Monday 4 March 2013

How liable is the Catholic Church for its priests?

The Pope addresses his audience
The Supreme Court has just refused leave to appeal to the trustees of Portsmouth Roman Catholic Diocesan Trust. The Court of Appeal had allowed an appeal by a 48-year-old woman known as JGE, who cannot be named for legal reasons. She said that as a child she was beaten by a nun at a convent-run care home and later raped and sexually assaulted by a priest. The story is reported in the Guardian.

The argument surrounds something lawyers call "vicarious liablity", or, in common parlance, the legal responsibility of an employer for what an employee does whilst working for him/her.

The problem with the law, and why there have been so many appeals for years, is how one places limits on the fringes of the rule eg:-
  1.  Is a volunteer, who is not paid, an employee?
  2. What about a priest who is not paid by the church, but from the collection he gets every week in church.
  3. Is a contractor liable for what a sub-contractor does wrong?
  4. What is an employer liable for? If an employee takes a boy to his house during working hours in order avoid the prying eyes of his employer, and abuses him there, is that something which is within the scope of employment?
  5. Is an illegal act, which is simply an aberrant action, and forbidden by the rules of the job, something for which an employer (or more accurately his insurers) is liable for?
  6. Is someone who is not employed to look after children, but does work on premises where children are frequently present, liable?
In most of the above cases, an employer will be liable for what his/her employee does. The law has developed in this way, largely as a result of child abuse cases over the years.

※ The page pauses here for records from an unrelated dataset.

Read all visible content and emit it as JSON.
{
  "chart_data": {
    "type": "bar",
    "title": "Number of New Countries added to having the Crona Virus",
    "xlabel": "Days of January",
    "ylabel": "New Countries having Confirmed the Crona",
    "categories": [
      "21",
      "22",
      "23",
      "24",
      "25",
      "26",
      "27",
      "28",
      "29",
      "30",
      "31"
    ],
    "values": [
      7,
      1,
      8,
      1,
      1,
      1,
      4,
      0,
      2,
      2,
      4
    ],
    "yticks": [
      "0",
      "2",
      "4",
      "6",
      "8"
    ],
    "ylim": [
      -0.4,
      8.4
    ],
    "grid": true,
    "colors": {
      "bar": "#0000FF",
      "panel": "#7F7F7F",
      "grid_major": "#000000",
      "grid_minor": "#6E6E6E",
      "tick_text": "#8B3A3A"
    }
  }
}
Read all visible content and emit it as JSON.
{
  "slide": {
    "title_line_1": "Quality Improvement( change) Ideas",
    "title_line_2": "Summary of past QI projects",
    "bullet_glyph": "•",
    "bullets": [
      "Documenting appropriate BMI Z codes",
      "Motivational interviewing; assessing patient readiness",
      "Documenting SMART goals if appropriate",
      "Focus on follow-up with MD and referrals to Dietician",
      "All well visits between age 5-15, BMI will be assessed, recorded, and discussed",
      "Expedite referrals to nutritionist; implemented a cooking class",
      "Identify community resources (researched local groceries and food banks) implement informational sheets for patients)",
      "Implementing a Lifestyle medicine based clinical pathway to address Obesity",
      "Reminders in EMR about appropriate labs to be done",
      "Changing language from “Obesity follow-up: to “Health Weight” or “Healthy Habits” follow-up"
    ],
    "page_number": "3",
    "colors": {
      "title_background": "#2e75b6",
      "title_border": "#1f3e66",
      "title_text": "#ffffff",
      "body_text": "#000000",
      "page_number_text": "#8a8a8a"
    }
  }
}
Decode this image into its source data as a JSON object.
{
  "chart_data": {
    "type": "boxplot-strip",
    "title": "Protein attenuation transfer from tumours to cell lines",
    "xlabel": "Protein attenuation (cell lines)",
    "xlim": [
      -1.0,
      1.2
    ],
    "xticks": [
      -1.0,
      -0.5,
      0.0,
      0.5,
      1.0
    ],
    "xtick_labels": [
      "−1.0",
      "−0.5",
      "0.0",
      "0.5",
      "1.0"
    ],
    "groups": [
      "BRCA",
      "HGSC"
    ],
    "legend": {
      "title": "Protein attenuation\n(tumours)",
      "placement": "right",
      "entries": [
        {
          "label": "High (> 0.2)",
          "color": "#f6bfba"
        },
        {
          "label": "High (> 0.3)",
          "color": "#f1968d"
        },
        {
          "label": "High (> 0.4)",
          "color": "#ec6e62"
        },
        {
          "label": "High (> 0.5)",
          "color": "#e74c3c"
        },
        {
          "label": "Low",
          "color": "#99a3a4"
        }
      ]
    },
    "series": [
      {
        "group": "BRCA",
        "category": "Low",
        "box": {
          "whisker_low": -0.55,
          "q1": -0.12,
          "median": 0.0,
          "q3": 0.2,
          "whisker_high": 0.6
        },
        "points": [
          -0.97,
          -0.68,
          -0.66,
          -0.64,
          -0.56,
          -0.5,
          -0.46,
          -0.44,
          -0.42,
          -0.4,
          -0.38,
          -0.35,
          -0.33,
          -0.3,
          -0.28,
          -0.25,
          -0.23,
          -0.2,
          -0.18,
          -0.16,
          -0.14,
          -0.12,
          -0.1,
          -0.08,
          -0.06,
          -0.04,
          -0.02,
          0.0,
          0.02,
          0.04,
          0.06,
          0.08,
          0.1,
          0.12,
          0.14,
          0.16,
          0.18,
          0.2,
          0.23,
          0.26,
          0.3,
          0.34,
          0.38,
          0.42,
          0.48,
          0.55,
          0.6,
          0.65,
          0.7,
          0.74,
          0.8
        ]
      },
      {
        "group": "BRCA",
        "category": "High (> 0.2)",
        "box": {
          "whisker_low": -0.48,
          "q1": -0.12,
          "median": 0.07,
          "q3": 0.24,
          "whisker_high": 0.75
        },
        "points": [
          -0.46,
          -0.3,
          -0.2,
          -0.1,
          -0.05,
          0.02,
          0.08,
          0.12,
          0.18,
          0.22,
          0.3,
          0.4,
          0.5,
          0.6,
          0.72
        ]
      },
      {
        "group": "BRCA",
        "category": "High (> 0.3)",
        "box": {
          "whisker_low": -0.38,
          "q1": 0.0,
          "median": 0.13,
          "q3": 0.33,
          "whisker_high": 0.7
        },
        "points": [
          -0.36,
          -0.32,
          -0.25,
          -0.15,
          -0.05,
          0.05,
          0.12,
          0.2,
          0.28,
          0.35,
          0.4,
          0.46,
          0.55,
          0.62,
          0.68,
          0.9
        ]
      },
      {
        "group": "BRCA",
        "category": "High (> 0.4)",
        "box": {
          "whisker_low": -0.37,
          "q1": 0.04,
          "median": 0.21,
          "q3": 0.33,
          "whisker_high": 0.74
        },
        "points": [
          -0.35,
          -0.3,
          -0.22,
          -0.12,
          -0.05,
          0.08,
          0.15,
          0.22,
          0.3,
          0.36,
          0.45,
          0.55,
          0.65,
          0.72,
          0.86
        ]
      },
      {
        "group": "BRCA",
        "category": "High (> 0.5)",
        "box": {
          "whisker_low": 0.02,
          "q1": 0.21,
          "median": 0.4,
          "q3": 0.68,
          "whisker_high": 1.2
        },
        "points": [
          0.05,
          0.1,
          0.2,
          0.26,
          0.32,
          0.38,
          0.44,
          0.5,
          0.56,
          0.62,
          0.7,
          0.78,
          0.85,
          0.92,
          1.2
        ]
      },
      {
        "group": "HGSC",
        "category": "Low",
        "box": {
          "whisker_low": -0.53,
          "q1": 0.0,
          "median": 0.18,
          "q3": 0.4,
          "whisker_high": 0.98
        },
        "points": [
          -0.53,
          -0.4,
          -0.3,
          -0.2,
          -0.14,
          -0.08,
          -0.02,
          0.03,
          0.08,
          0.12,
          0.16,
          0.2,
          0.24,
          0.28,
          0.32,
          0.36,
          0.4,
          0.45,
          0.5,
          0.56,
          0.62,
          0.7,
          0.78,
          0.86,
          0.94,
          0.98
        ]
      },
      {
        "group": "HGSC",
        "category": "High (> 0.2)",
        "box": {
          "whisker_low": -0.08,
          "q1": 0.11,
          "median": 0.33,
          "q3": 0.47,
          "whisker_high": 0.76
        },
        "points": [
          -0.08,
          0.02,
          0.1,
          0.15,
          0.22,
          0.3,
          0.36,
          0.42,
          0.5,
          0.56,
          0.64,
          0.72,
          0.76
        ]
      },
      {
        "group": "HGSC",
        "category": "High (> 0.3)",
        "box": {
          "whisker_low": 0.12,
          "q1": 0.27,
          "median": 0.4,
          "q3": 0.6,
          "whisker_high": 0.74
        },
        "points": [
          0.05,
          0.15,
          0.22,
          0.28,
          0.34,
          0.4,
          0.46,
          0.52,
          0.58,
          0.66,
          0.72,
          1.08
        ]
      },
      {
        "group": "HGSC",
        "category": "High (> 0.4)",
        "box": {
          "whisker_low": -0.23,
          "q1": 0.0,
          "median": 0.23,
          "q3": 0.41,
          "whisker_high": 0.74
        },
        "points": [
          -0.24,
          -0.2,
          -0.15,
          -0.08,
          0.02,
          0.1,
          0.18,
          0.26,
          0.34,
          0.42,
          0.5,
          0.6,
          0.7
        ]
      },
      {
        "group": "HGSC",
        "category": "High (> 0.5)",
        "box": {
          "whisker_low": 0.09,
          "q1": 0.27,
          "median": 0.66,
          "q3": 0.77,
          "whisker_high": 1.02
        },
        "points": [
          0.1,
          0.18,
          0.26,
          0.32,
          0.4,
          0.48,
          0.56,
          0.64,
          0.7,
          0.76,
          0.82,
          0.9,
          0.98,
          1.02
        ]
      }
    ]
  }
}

The simplest explanation I have heard is from a case called Lister v Hesley Hall Limited, which said that an employer is liable, according to Salmond on Tort (a renowned Legal Textbook), if the act is:-

"an unauthorised way of carrying out an authorised activity."

The Catholic Church, through their lawyers, have been arguing that they should not be liable for what a priest does because he is called by God to his vocation, and follows the will of God in everything he does. It is said that he is detached from his bishop, and is serving his community. Thus there is no legal link, and priests are on their own.

One can see that this type of technical argument, when the priest has clearly used his position to abuse a boy or girl, perhaps even on Church premises in the robing room of the church, before or after choir practise, is not exactly appealing, though has occupied many "Appeals" in long legal argument - particularly the Court of Appeal in the JGE case above.

The news of the refusal of leave to appeal by the Supreme Court was commented upon by Cathy Perrin, who works for the Catholic Church Insurance Association, as follows:-

"This will not just affect Catholic priests. It will have impacts on commercial organisations and make local authorities responsible for the actions of foster carers."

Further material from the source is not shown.